Dofequidar fumarate, an orally active
quinoline compound, has been reported to overcome MDR by inhibiting ABCB1/P-gp, ABCC1/MDR-associated
protein 1, or both. Phase III clinical trials suggested that
dofequidar had efficacy in patients who had not received prior
therapy. Here we show that
dofequidar inhibits the efflux of chemotherapeutic drugs and increases the sensitivity to anticancer drugs in CSC-like side population (SP) cells isolated from various
cancer cell lines.
Dofequidar treatment greatly reduced the cell number in the SP fraction. Estimation of ABC-T expression revealed that ABCG2/
breast cancer resistance
protein (BCRP)
mRNA level, but not the ABCB1/P-gp or ABCC1/MDR-associated
protein 1
mRNA level, in all the tested SP cells was higher than that in non-SP cells. The in vitro vesicle transporter assay clarified that
dofequidar had the ability to suppress ABCG2/BCRP function.

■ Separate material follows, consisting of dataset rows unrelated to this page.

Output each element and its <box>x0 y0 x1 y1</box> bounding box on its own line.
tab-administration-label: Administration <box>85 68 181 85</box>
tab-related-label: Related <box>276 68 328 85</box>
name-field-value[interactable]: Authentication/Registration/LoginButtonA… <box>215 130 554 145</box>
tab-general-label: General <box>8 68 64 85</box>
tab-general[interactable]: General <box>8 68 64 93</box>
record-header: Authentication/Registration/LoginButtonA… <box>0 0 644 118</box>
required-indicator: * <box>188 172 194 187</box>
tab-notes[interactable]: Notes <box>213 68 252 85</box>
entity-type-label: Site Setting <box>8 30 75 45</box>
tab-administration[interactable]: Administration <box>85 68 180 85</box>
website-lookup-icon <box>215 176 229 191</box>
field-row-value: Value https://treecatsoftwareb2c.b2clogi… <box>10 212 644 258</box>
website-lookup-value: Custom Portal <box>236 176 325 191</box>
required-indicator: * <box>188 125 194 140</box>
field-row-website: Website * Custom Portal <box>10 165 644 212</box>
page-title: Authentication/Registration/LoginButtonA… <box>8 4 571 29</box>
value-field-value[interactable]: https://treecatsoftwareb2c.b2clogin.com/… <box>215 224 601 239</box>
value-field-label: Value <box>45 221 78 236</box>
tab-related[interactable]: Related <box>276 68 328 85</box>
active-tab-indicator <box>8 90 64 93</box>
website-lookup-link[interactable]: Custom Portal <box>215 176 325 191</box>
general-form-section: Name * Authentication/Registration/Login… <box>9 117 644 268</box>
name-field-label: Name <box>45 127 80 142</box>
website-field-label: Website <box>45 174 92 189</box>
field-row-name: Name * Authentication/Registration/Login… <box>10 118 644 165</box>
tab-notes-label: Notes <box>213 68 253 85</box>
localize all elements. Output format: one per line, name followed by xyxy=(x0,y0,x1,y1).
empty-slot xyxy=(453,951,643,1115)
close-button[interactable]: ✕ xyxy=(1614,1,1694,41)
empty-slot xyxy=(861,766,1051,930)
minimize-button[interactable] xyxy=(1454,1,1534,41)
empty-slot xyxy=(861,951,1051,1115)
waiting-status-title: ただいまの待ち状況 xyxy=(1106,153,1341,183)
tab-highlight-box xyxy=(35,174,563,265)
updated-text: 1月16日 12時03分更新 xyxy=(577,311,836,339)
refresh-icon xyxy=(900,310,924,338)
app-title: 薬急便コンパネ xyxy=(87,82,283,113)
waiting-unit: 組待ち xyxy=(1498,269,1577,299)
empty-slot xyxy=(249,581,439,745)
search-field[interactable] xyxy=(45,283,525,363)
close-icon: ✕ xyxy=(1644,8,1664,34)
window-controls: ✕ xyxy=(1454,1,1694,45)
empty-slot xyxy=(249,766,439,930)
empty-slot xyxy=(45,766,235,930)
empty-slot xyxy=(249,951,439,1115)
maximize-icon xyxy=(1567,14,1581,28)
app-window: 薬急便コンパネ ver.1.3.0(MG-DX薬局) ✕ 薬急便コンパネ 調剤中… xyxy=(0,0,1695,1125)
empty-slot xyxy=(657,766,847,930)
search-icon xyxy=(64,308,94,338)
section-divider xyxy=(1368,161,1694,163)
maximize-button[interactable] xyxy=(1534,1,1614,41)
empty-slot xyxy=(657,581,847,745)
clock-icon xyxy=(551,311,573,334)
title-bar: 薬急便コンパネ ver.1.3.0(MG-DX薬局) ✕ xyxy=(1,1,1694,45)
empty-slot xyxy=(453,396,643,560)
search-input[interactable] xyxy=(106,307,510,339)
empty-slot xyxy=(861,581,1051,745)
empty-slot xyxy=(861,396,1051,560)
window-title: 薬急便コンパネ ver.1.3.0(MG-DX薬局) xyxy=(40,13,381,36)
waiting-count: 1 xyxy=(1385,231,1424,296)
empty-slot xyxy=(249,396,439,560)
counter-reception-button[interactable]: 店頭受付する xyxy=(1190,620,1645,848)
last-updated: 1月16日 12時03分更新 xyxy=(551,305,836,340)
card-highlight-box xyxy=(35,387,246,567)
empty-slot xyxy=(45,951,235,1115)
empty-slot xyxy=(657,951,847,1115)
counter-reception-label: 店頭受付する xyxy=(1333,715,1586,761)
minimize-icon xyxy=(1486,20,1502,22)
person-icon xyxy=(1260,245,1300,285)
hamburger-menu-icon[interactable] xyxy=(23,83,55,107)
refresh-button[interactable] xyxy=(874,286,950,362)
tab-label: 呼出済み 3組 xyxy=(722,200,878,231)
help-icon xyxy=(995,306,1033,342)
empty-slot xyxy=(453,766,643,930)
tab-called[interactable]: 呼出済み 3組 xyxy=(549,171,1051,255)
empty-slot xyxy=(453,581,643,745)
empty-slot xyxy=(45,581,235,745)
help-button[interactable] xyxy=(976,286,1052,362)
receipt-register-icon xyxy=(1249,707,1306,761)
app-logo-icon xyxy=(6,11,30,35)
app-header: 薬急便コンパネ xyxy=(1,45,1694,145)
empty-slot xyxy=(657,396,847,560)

Dofequidar treatment sensitized SP cells to
anticancer agents in vitro. We compared the antitumor efficacy of
irinotecan (CPT-11) alone with that of
CPT-11 plus
dofequidar in xenografted SP cells. Although xenografted SP
tumors showed resistance to
CPT-11, treatment with
CPT-11 plus
dofequidar greatly reduced the SP-derived
tumor growth in vivo. Our results suggest the possibility of selective eradication of CSC by inhibiting ABCG2/BCRP.